La carte de la gloire,

le territoire de l'oubli

   Le triomphe de Michel Houellebecq nous réjouit. Nous fûmes suffisamment déçus par ses échecs au Goncourt en 1998, avec Les Particules élémentaires, et en 2005, avec La Possibilité d'une île, pour ne pas nous féliciter de sa victoire, lundi dernier, à la troisième "tentative". Et cela d'autant plus que La Carte et le territoire (Flammarion) est un roman, à la fois désenchanté et jubilatoire, qui s'inscrit à merveille dans l'air du temps de ce mois de novembre 2010 où, sous la résignation apparente, se profile une très énergique "extension du domaine de la lutte".
   Le lendemain du prix, nous écoutions l'"heureux"  lauréat, sur France Inter, exhorter les auditeurs à ne jamais baisser les bras. "Ne vous laissez pas emmerder, soyez libres!", clamait-il. Magnifique, Michel! comme dirait Drucker qui ne va sans doute pas tarder à programmer un"Vivement dimanche"  houellebecquien. Il faut dire que ce matin-là, le malicieux écrivain à la paupière lasse comme ses anoraks réussissait une sacrée performance. Il volait carrément la vedette au général de Gaulle dont on célébrait pourtant, un peu partout ailleurs, le quarantième anniversaire de la disparition. Et lorsque l'invité déclara un brin péremptoire: "On n'a pas de devoirs envers son pays, on est des individus, c'est tout!", on a bien cru entendre, en bruit de fond radiophonique, le héros de Colombey se retourner dans sa tombe, pour autant que sa gigantesque stature posthume le lui en laissait le loisir.
   Tant pis pour "l'homme du 18 juin", c'est celui du 8 novembre qui était ici à l'honneur! La gloire est ainsi faite. L'enthousiasme du moment peut balayer d'un insolent revers de manche de parka fripée la majestuosité d'un uniforme. Voilà bien à quoi nous songions en écoutant ce drôle de fan de Jean-Pierre Pernaud et de Julien Lepers nous rappeler que "la France est un hôtel, pas plus".
   Injustice? Affaire de circonstances, c'est tout, évitons les grands mots. D'ailleurs, s'il y en a un qui est déjà rompu aux fatals soubresauts de la renommée, c'est à l'évidence Michel Houellebecq lui-même. "C'est curieux comme les choses changent..." fait-il dire au père de son double, à la page 217 de son opus désormais ceint de la prestigieuse bande rouge.

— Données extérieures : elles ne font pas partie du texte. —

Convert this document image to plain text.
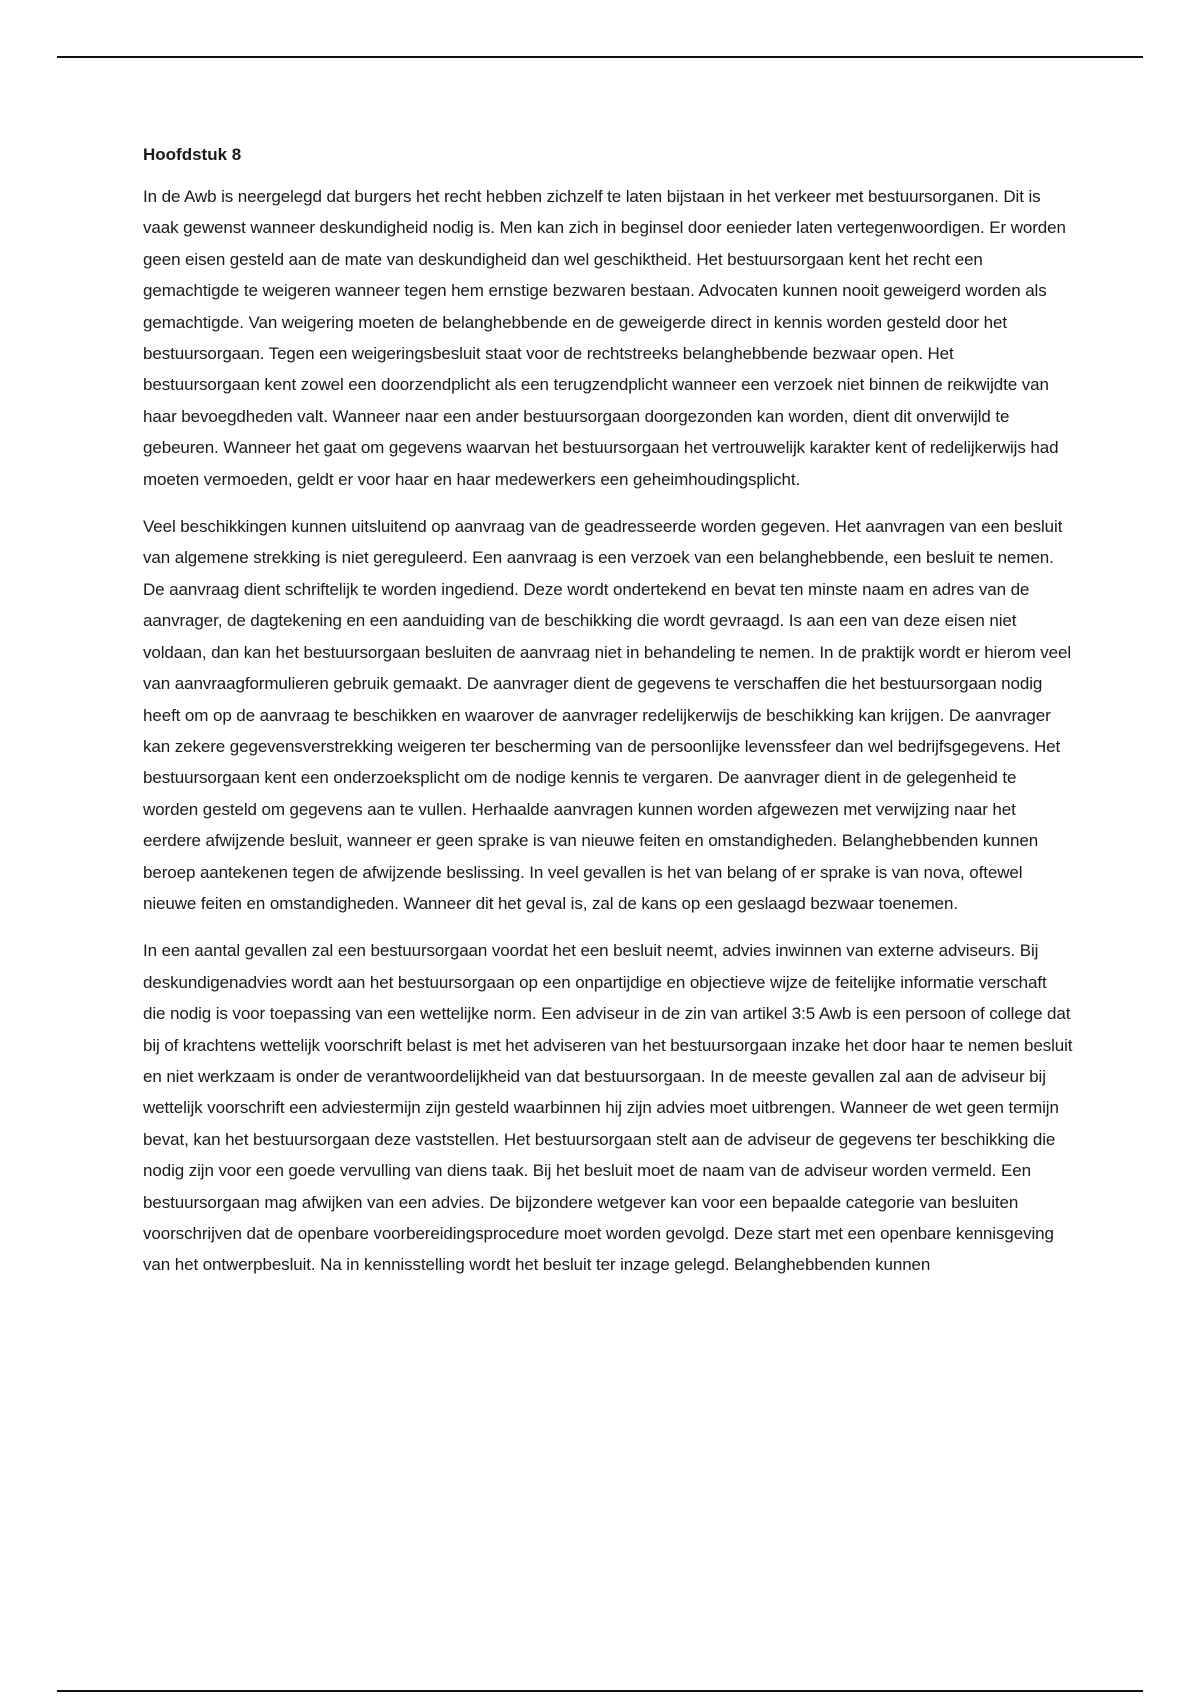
Hoofdstuk 8

In de Awb is neergelegd dat burgers het recht hebben zichzelf te laten bijstaan in het verkeer met bestuursorganen. Dit is vaak gewenst wanneer deskundigheid nodig is. Men kan zich in beginsel door eenieder laten vertegenwoordigen. Er worden geen eisen gesteld aan de mate van deskundigheid dan wel geschiktheid. Het bestuursorgaan kent het recht een gemachtigde te weigeren wanneer tegen hem ernstige bezwaren bestaan. Advocaten kunnen nooit geweigerd worden als gemachtigde. Van weigering moeten de belanghebbende en de geweigerde direct in kennis worden gesteld door het bestuursorgaan. Tegen een weigeringsbesluit staat voor de rechtstreeks belanghebbende bezwaar open. Het bestuursorgaan kent zowel een doorzendplicht als een terugzendplicht wanneer een verzoek niet binnen de reikwijdte van haar bevoegdheden valt. Wanneer naar een ander bestuursorgaan doorgezonden kan worden, dient dit onverwijld te gebeuren. Wanneer het gaat om gegevens waarvan het bestuursorgaan het vertrouwelijk karakter kent of redelijkerwijs had moeten vermoeden, geldt er voor haar en haar medewerkers een geheimhoudingsplicht.

Veel beschikkingen kunnen uitsluitend op aanvraag van de geadresseerde worden gegeven. Het aanvragen van een besluit van algemene strekking is niet gereguleerd. Een aanvraag is een verzoek van een belanghebbende, een besluit te nemen. De aanvraag dient schriftelijk te worden ingediend. Deze wordt ondertekend en bevat ten minste naam en adres van de aanvrager, de dagtekening en een aanduiding van de beschikking die wordt gevraagd. Is aan een van deze eisen niet voldaan, dan kan het bestuursorgaan besluiten de aanvraag niet in behandeling te nemen. In de praktijk wordt er hierom veel van aanvraagformulieren gebruik gemaakt. De aanvrager dient de gegevens te verschaffen die het bestuursorgaan nodig heeft om op de aanvraag te beschikken en waarover de aanvrager redelijkerwijs de beschikking kan krijgen. De aanvrager kan zekere gegevensverstrekking weigeren ter bescherming van de persoonlijke levenssfeer dan wel bedrijfsgegevens. Het bestuursorgaan kent een onderzoeksplicht om de nodige kennis te vergaren. De aanvrager dient in de gelegenheid te worden gesteld om gegevens aan te vullen. Herhaalde aanvragen kunnen worden afgewezen met verwijzing naar het eerdere afwijzende besluit, wanneer er geen sprake is van nieuwe feiten en omstandigheden. Belanghebbenden kunnen beroep aantekenen tegen de afwijzende beslissing. In veel gevallen is het van belang of er sprake is van nova, oftewel nieuwe feiten en omstandigheden. Wanneer dit het geval is, zal de kans op een geslaagd bezwaar toenemen.

In een aantal gevallen zal een bestuursorgaan voordat het een besluit neemt, advies inwinnen van externe adviseurs. Bij deskundigenadvies wordt aan het bestuursorgaan op een onpartijdige en objectieve wijze de feitelijke informatie verschaft die nodig is voor toepassing van een wettelijke norm. Een adviseur in de zin van artikel 3:5 Awb is een persoon of college dat bij of krachtens wettelijk voorschrift belast is met het adviseren van het bestuursorgaan inzake het door haar te nemen besluit en niet werkzaam is onder de verantwoordelijkheid van dat bestuursorgaan. In de meeste gevallen zal aan de adviseur bij wettelijk voorschrift een adviestermijn zijn gesteld waarbinnen hij zijn advies moet uitbrengen. Wanneer de wet geen termijn bevat, kan het bestuursorgaan deze vaststellen. Het bestuursorgaan stelt aan de adviseur de gegevens ter beschikking die nodig zijn voor een goede vervulling van diens taak. Bij het besluit moet de naam van de adviseur worden vermeld. Een bestuursorgaan mag afwijken van een advies. De bijzondere wetgever kan voor een bepaalde categorie van besluiten voorschrijven dat de openbare voorbereidingsprocedure moet worden gevolgd. Deze start met een openbare kennisgeving van het ontwerpbesluit. Na in kennisstelling wordt het besluit ter inzage gelegd. Belanghebbenden kunnen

Oui, les choses changent vite et bien malin qui pourrait évaluer la durée du rayonnement de celui qui, il n'y a pas si longtemps encore, était conspué à l'unanimité, ou presque.
   Comment pouvait-on, dans un contexte analogue, ne pas penser, au moment de l'attribution du prix, à un lauréat précédent qui vient de disparaître dans une assez scandaleuse indifférence? Lorsqu'il fut sacré, en 1968, pour Les Fruits de l'hiver, lui aussi capta tous les regards. Lui aussi éclipsa momentanément de Gaulle, avant que la chienlit ne déferle. Lui aussi fit des déclarations brutes de décoffrage. Lui aussi pesta contre les travers de la société du moment. Lui aussi réhabilita l'âme des provinces et des bourgades. Lui aussi fut traité de populiste. Lui aussi aimait les chiens. Lui aussi lorgnait vers l'Irlande. Lui? Il s'appelait Bernard Clavel et il a signé plus de quatre-vingts ouvrages dévorés, loin des chapelles, sinon celles du Jura aux toits de pierre et de bois, par des millions de gens.
  Comprenons-nous bien: il ne s'agit pas de comparer les mérites respectifs du "dépressif" du Gâtinais et du bûcheron franc-comtois. Leurs oeuvres, pas plus que leurs démarches, leurs postures et leurs convictions - quoi que... - n'offrent de vraies similitudes. Qu'on nous permette simplement d'y mieux mesurer, parfois jusqu'au vertige, l'indécent grand écart auquel sont soumises, au fil des ans, ces notions floues que sont, en art, le goût et la reconnaissance, l'emballement et la postérité, le lâchage et la fidélité.
   Allez, terminons par une hypothèse. Et si, un de ces quatre, Michel Houellebecq rédigeait un vibrant éloge de Bernard Clavel? Dans La Carte et le territoire, il rend bien un hommage aussi inattendu sous sa plume que mérité pour l'intéressé, à un autre laissé-pour-compte de l'ingrat monde des Lettres: Jean-Louis Curtis (1917-1995). Curtis avait lui aussi obtenu le Goncourt. C'était en 1947 pour Les Forêts de la nuit. Ces forêts où il rôde aujourd'hui, si loin des splendeurs de chez Drouant, avec Clavel et tant d'autres, avant que l'histoire littéraire ne rende son jugement dernier. Au minimum dans un siècle ou deux, "particules élémentaires" comprises. D.P.
(Cette chronique a été publiée,

dans une version légèrement modifiée,

dans l'hebdomadaire "Voix du Jura",

n° 3452, semaine du 20 au 26 janvier 2011). 

 

Ferrat, Chabrol:

l'émotion consolatrice
   Drôles d'hommages, quand on y pense. Il y a quelques mois, la France, larme printanière à l'oeil et lyrisme aragonien aux lèvres, n'en finissait plus de saluer Jean Ferrat. La télévision nationale, on s'en souvient, n'hésita pas à retransmettre en direct les obsèques de l'"échappé"  ardéchois, un peu à la façon d'une étape de la "Grande boucle" dans un col cévenol. Et les foules bigarrées ne cessent, depuis, de se bousculer dans l'étroit cimetière basaltique, lors d'un fervent ballet qui ne manquerait pas d'agacer le discret compagnon des petites routes et des pensées rebelles.
   C'était en mars dernier, entre les deux tours d'une élection que les "bonnes gens"  boudèrent en une obstination inversement proportionnelle à celle qu'ils insufflèrent dans leur "au revoir" au chantre de La Montagne. Et voici donc qu'un semestre plus tard disparaît Claude Chabrol, sous un concert de louanges et face une émotion, certes pas tout à fait de la dimension de la précédente, mais néanmoins étonnante par son impact à la fois médiatique et intimiste.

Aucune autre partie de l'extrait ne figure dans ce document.